Tal tecnologia permite que se crie artificialmente organismos vivos para variados fins. No caso da produção dos agrocombustíveis, grandes grupos transnacionais têm investido na criação de micróbios que aceleram o processo de fermentação dos materiais orgânicos para extração do álcool.

“No Grupo ETC chamamos esta nova tecnologia ‘engenharia genética extrema’, já que é engenharia genética, mas com genes construídos artificialmente, para conseguir propriedades que não existem na natureza nem na indústria, agregando novos genes artificiais a organismos existentes ou alterando seus passos metabólicos”, define Ribeiro.

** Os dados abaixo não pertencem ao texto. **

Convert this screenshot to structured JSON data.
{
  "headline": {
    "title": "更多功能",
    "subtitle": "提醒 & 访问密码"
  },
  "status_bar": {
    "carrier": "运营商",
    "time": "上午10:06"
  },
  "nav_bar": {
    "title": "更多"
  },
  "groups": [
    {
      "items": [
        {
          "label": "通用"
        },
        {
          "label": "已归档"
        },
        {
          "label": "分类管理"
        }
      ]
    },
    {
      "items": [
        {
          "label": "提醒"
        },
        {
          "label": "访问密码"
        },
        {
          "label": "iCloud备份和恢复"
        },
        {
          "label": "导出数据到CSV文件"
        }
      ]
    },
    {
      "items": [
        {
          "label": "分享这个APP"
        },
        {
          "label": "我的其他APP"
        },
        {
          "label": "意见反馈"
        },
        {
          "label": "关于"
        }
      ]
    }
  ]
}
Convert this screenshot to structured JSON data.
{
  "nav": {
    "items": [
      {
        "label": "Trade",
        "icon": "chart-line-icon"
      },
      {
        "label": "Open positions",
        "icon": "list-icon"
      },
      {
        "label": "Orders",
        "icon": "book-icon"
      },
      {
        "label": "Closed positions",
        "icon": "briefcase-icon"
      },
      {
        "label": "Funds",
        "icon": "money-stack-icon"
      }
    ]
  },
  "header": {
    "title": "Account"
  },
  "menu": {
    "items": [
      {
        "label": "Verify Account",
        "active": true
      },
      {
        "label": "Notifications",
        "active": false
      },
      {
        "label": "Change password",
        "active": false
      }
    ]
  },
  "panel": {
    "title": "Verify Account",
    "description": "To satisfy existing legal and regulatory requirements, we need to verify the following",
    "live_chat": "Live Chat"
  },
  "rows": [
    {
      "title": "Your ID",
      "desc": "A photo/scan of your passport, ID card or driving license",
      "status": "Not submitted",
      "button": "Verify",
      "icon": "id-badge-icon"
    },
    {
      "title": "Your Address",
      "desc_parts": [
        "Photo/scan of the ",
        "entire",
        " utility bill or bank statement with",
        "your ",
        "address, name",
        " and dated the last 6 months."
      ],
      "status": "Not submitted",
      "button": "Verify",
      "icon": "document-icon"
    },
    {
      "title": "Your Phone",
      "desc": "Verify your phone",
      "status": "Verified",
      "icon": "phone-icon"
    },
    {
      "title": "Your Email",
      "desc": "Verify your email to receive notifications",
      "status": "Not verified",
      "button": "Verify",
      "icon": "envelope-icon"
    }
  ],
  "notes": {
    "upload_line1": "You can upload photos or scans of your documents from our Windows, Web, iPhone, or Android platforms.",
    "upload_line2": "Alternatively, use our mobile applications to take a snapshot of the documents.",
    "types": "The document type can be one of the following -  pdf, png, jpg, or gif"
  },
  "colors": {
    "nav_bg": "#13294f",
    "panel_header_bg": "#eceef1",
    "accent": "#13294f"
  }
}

A biologia sintética “complementa e aumenta os riscos dos transgênicos”, explica. Já no caso do etanol celulósico, a tecnologia vem para facilitar o seu processo de produção. Ribeiro explica que esse é um dos grandes objetivos das transnacionais. “A digestão de celulose para combustíveis requer tanta energia, que não era viável. Com os micróbios sintéticos e o desenho de árvores e plantas transgênicas, isto se facilita”, descreve.

A pesquisadora alerta para o fato de que a tecnologia não substituirá o modo de processamento do etanol já existente, mas “irá aumentá-lo e, portanto, aumentará a demanda de terras, água e os monocultivos industriais de cana-de-açúcar, milho, soja, eucaliptos e outras plantas e árvores”.

Além disso, Ribeiro explica que, por ser nova e protegida pelas grandes transnacionais, não há nenhuma regulação no mundo inteiro para a utilização da biologia sintética, o que contribui para o seu avanço e também para o aumento de riscos à biodiversidade. “Os proponentes da tecnologia querem conseguir ‘códigos de conduta’ que sejam aplicados pelas próprias empresas, sem verificação nem controle independente, o que é absurdo”, protesta.